An experiment can be called as a process or a happening which will lead to different outcomes. Different outcomes of an experiment are known as events. The probability of an event is the likelihood of occurrence of an event. Sample space is the set of all events of an experiment. Events can be classified in various ways depending on different characteristics. The first classification will be simple and compound events, then independent and dependent events, impossible and sure event. ALso, there are mutually exclusive and mutually exhaustive events.

Simple & Compound Events

Simple events are those events where only a single experiment is carried out. Tossing of a coin or rolling a dice are known as simple events. Simple events can be complementary to each other and independent or dependent on each other. Simple and compound events are broadly classified categories of events.

Compound events are those events which have more than one experiments occurring together. For example, rolling a dice and tossing a coin together will be known as a compound event. The sample space of compound events is obtained using lists, table and tree diagrams.

Independent & Dependent Events

Independent events are those events where the occurrence of one event will not affect the probability of occurrence of the other event.
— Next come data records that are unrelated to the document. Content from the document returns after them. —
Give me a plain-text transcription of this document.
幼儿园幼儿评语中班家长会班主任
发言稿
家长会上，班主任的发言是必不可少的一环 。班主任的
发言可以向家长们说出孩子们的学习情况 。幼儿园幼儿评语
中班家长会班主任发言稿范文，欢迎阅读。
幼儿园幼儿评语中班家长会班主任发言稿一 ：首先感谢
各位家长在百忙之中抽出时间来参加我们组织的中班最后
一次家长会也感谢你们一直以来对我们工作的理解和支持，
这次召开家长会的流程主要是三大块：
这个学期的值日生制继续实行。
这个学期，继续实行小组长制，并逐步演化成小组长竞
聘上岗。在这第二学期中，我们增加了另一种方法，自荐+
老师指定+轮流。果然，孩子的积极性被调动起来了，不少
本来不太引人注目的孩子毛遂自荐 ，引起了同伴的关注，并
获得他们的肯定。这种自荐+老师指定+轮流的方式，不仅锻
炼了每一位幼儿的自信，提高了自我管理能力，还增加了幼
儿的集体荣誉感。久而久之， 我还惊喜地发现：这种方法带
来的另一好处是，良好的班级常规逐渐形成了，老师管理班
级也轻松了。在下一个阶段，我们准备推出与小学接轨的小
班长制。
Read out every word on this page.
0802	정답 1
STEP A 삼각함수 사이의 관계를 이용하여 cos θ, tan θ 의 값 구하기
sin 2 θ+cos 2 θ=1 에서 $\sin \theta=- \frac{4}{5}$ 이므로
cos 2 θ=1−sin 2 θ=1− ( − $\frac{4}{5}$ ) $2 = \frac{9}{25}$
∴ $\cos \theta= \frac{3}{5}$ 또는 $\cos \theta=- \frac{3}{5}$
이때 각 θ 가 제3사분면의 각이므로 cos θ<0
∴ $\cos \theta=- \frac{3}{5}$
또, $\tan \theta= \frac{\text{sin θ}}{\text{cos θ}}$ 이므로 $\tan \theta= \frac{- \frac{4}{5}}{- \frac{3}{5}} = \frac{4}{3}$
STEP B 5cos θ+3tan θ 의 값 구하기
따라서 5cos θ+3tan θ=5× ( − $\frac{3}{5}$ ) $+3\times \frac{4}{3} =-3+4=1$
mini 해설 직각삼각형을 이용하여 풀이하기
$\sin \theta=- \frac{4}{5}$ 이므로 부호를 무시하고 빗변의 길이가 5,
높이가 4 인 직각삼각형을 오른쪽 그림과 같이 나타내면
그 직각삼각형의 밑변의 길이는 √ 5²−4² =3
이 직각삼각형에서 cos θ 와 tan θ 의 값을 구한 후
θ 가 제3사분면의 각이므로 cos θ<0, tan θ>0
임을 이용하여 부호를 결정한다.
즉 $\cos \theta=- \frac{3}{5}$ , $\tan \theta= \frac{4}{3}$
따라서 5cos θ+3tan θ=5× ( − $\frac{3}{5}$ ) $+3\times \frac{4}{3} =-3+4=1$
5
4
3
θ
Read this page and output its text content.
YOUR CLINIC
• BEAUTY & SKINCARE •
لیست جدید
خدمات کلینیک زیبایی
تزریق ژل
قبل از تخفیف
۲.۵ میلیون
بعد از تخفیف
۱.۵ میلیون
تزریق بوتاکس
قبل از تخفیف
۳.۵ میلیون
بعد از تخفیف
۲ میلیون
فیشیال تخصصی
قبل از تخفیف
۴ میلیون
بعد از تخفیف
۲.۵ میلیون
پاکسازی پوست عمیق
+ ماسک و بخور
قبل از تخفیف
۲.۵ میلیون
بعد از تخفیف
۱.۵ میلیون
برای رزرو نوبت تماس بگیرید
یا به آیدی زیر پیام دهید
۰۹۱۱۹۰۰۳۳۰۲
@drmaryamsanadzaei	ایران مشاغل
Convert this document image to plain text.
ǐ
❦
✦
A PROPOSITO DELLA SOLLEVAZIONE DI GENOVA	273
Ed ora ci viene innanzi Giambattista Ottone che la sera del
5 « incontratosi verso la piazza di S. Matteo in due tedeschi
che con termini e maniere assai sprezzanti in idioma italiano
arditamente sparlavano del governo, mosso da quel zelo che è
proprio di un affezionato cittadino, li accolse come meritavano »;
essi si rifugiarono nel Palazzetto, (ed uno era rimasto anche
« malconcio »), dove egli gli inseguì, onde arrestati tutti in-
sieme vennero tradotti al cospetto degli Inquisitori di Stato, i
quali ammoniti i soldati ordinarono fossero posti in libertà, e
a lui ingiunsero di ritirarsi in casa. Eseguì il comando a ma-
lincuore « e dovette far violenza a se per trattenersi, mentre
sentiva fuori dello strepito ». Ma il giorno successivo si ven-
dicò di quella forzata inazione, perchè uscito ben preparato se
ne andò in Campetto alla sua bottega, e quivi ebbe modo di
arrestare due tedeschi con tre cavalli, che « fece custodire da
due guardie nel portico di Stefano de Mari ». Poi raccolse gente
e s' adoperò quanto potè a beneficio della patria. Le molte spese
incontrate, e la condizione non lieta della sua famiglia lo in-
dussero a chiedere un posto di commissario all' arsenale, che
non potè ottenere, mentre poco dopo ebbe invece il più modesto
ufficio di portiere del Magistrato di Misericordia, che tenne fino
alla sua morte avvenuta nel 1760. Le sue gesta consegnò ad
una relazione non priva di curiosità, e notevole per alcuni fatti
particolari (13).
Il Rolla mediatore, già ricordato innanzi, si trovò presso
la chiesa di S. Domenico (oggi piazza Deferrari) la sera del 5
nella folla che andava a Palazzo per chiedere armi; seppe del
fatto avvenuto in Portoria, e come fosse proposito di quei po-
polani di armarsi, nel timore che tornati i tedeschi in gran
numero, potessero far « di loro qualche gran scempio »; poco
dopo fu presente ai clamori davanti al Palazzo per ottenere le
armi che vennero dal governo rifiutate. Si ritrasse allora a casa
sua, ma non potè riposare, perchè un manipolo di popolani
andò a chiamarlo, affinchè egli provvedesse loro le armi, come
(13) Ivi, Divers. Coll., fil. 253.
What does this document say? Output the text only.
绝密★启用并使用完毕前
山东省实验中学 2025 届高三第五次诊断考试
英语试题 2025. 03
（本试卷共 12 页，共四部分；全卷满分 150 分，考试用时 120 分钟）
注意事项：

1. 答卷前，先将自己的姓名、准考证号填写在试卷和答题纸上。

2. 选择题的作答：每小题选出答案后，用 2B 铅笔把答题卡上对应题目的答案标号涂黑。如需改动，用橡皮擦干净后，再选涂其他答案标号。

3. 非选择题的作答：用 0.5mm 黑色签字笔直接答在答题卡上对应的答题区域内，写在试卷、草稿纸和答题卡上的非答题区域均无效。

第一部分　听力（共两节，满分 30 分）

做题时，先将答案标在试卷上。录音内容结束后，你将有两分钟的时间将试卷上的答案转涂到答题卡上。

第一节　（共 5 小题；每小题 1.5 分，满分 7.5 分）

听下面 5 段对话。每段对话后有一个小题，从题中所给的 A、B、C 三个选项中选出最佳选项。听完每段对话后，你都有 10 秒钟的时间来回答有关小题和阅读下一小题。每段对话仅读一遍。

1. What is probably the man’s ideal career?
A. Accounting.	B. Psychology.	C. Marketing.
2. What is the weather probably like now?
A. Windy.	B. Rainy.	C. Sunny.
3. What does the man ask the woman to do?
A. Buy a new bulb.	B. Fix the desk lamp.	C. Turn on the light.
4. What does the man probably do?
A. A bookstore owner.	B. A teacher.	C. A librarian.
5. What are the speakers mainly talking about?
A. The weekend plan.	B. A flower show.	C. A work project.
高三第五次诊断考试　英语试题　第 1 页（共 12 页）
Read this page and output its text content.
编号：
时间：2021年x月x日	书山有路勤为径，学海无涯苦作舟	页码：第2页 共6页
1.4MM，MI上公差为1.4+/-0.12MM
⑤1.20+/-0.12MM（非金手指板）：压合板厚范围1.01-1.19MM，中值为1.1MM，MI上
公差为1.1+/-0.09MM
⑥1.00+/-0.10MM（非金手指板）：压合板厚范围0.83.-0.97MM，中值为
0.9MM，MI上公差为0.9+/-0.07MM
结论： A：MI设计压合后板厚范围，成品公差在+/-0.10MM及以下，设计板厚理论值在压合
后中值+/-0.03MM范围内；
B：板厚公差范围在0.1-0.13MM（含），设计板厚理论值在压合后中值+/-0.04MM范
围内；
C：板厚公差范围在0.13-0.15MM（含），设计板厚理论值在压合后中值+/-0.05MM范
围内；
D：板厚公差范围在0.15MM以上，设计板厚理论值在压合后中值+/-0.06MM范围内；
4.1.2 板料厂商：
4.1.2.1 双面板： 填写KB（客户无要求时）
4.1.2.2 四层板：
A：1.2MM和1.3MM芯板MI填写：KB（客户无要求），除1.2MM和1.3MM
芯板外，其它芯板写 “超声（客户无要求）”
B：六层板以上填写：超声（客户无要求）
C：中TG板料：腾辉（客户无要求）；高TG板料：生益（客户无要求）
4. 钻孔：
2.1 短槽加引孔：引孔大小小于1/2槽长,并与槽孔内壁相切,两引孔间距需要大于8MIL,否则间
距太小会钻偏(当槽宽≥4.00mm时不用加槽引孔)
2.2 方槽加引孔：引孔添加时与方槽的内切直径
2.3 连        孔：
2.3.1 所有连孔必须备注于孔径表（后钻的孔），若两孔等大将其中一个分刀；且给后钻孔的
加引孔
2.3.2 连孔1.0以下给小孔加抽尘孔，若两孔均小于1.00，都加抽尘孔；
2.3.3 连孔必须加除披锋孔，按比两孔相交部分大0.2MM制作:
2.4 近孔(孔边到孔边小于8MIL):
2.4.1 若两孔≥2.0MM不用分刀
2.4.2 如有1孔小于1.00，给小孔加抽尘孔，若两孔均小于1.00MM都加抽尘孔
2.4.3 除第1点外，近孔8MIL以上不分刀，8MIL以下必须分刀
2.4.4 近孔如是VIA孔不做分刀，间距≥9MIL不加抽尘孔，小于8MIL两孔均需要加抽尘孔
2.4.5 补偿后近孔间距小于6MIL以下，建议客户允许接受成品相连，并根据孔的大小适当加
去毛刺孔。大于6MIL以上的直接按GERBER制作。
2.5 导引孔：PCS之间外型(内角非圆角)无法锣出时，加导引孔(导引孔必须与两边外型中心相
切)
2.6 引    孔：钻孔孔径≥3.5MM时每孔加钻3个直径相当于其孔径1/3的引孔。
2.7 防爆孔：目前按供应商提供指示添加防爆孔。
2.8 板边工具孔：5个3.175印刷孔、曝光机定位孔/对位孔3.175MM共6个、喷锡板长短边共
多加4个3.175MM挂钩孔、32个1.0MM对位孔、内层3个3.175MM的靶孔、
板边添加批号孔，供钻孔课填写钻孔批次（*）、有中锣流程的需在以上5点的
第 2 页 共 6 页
If A and B are two independent events then the probability of both A and B will be written as $P(A \text {and} B) = P(A).P(B)$. For example, if we toss a coin twice then the outcomes are independent of each other.

Dependent events are those where occurrence of one event will affect the other event. For example, if there are 3 red and 2 green balls in a bag and one green ball has been taken out then the probability of getting a green ball in next attempt will get affected.

Mutually Exclusive Events

Two events which cannot occur together are known as mutually exclusive events. For example, a bulb cannot be on and off at the same time. So, these events are mutually exclusive. If A and B are two mutually exclusive events then the probability of A or B happening is written as, $P(A \text {or} B) = P(A) + P(B)$. 

Impossible Event

If the probability of an event is zero then it will be known as an impossible event. The empty set $\phi $ is known as the impossible event. If the probability of an event is 1 then that event will definitely occur. Such event is known as sure event.

Exhaustive Events

Events which together exhaust the whole sample space are known as exhaustive events. For example, when we roll a die one event is to get all odd numbers and other is to get all even numbers. Both the events together will exhaust the whole sample space.

Sample space = {1,2,3,4,5,6}
Odd = {1, 3, 5}
Even = {2, 4, 6}

The union of odd and even events will add up to the sample space.